Yes. At least since late '90s, and certainly the last 2 decades.

I blame the rise of frameworks, libraries, and IDEs. It's easier for someone who knows nothing to throw some software together and ship it. In the good old days, all software had to be written by someone who knew what they were doing, often in difficult tools. You had to think ahead and write code correctly, because you couldn't just ship patches every week.

And as junior devs get replaced by AI, there won't be any experience for any of them to learn how to do that.
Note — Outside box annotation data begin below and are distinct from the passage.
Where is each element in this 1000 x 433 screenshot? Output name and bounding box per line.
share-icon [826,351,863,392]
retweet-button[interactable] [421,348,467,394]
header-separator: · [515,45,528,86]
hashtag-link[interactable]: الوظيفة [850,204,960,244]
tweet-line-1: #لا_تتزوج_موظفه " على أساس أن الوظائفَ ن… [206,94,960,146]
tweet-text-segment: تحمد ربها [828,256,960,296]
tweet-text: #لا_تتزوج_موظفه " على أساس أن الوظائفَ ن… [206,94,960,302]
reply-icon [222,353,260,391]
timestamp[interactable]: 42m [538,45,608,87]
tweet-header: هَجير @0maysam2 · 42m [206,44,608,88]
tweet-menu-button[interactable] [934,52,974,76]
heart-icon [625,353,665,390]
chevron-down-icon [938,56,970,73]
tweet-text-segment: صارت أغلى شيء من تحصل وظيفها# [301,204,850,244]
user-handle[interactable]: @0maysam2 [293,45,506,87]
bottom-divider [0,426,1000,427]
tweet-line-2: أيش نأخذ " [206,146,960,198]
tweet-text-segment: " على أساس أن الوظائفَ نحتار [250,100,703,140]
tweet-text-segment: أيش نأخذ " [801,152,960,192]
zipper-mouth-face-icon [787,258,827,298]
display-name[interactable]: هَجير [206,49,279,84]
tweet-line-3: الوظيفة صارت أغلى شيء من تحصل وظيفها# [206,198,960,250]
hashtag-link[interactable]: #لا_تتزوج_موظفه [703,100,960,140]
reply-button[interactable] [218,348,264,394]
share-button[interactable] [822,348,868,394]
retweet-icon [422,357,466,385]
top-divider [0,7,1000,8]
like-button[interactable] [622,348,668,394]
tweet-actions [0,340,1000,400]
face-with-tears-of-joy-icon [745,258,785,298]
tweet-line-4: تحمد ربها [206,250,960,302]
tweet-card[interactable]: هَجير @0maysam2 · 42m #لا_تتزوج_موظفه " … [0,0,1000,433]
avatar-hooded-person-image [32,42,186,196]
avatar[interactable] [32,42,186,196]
[โ€“] balp 4 points 1 year ago

I blame the rise of frameworks, libraries, and IDEs

Without good libraries and frameworks, we can hardly get any software working in today's environment. We get stuck with a slow development cycle and have software that doesn't do what the users want of it. A few years ago, I was at a customer using an old Linux distribution at their customer's site. For contractual reasons that was not upgrading to the latest version, they had skipped keeping up to date with changes as they came. Every step of development became a hassle and the good programmers there were not able to deliver features at any predictable rate. There were issues with HTTPS, most webservers of today mandate at least TLS1.2, but when the OS only supports SSLv2 and SSLv3, and TLS1.1, connecting to the internet, well gets hard.

Having to develop all functionality from the ground up, makes no features needed by the customers ever released. With most developers I have worked with using good libraries also makes the implementations less prone to have serious bugs in them.